Data Catalogs: Implement robust data catalogs for easy discovery and understanding of available data sources.
2. Foster Collaboration with Clear Roles:
Data Mesh Architecture: Break down data silos by creating a distributed data ownership model with clear ownership and responsibilities.
Collaborative Workspaces: Utilize interactive platforms where data scientists, analysts, and domain experts can work seamlessly together.

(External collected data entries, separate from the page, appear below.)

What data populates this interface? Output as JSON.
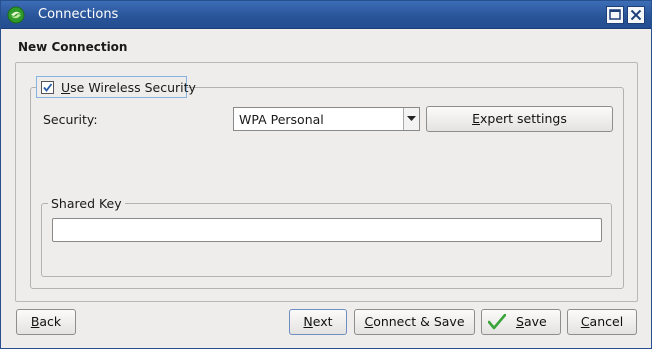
{
  "window": {
    "title": "Connections",
    "icons": {
      "app": "green-swirl-icon",
      "maximize": "maximize-icon",
      "close": "close-icon"
    },
    "colors": {
      "titlebar": "#2a559a",
      "background": "#eeedeb",
      "accent_check": "#3aa53a"
    }
  },
  "page": {
    "heading": "New Connection"
  },
  "security_group": {
    "checkbox_label_first": "U",
    "checkbox_label_rest": "se Wireless Security",
    "checked": true,
    "security_label": "Security:",
    "security_value": "WPA Personal",
    "expert_label_first": "E",
    "expert_label_rest": "xpert settings"
  },
  "shared_key": {
    "legend": "Shared Key",
    "value": ""
  },
  "buttons": {
    "back_first": "B",
    "back_rest": "ack",
    "next_first": "N",
    "next_rest": "ext",
    "connect_first": "C",
    "connect_rest": "onnect & Save",
    "save_first": "S",
    "save_rest": "ave",
    "cancel_first": "C",
    "cancel_rest": "ancel"
  }
}
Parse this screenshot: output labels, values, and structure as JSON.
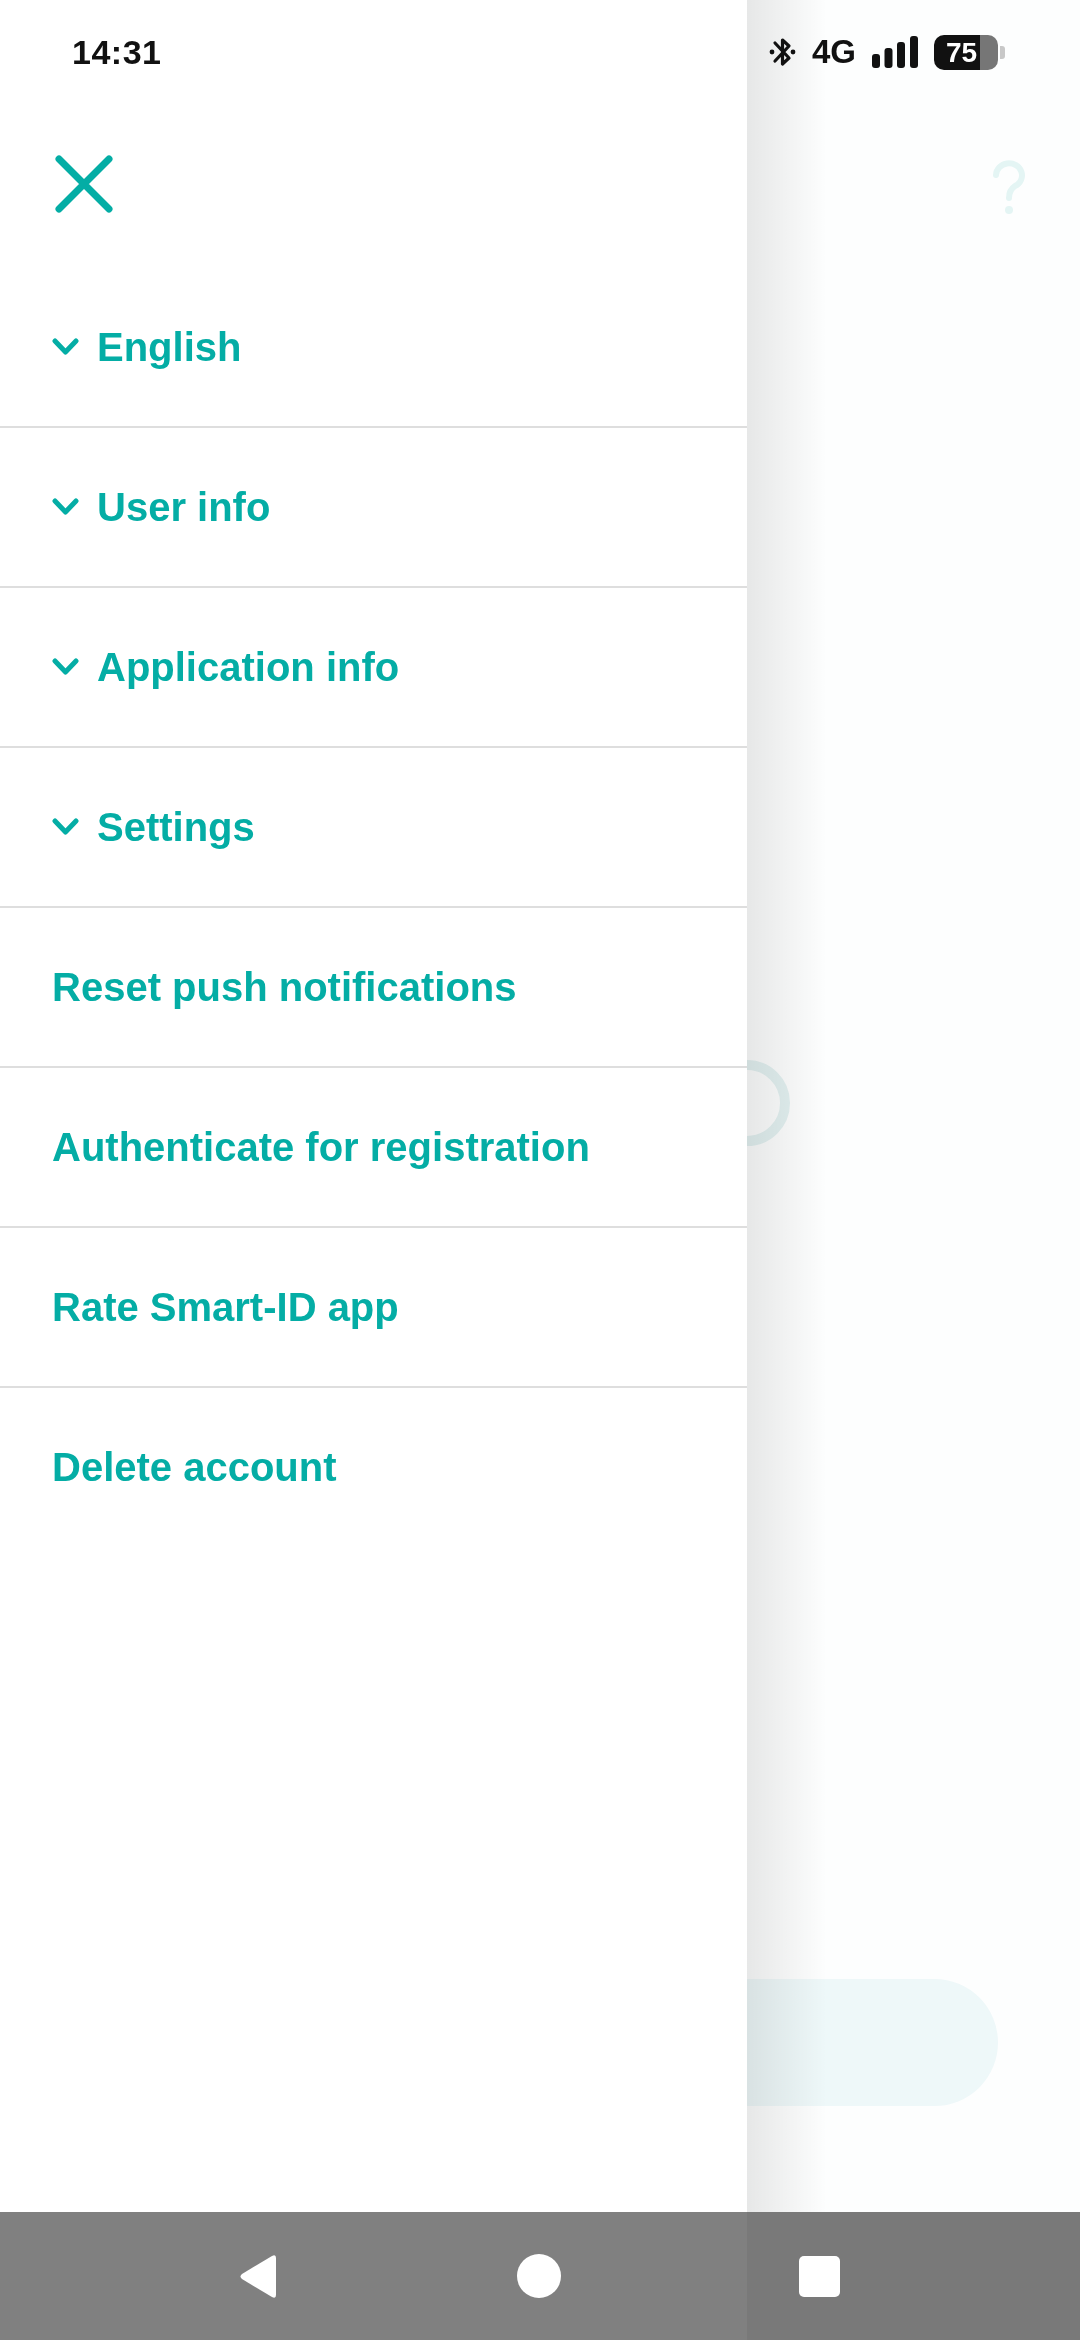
{
  "status_bar": {
    "time": "14:31",
    "network": "4G",
    "battery": "75"
  },
  "drawer": {
    "items": [
      {
        "label": "English",
        "kind": "expandable",
        "expanded": false
      },
      {
        "label": "User info",
        "kind": "expandable",
        "expanded": false
      },
      {
        "label": "Application info",
        "kind": "expandable",
        "expanded": false
      },
      {
        "label": "Settings",
        "kind": "expandable",
        "expanded": false
      },
      {
        "label": "Reset push notifications",
        "kind": "action"
      },
      {
        "label": "Authenticate for registration",
        "kind": "action"
      },
      {
        "label": "Rate Smart-ID app",
        "kind": "action"
      },
      {
        "label": "Delete account",
        "kind": "action"
      }
    ]
  }
}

3. Leverage Advanced Analytics Strategically:
AI-powered Automation: Automate repetitive tasks like data cleaning and feature engineering, freeing up data talent for higher-level analysis.
Right-Tool Selection: Strategically choose the most effective advanced analytics techniques (e.g., AI, ML) based on specific business problems.
4. Prioritize Data Quality with Automation:
Automated Data Validation: Implement automated data quality checks to identify and rectify errors at the source, minimizing downstream issues.
Data Lineage Tracking: Track the flow of data throughout the ecosystem, ensuring transparency and facilitating root cause analysis for errors.
5. Cultivate a Data-Driven Mindset:
Metrics-Driven Performance Management: Align KPIs and performance metrics with data-driven insights to ensure actionable decision making.
Data Storytelling Workshops: Equip stakeholders with the skills to translate complex data findings into compelling narratives that drive action.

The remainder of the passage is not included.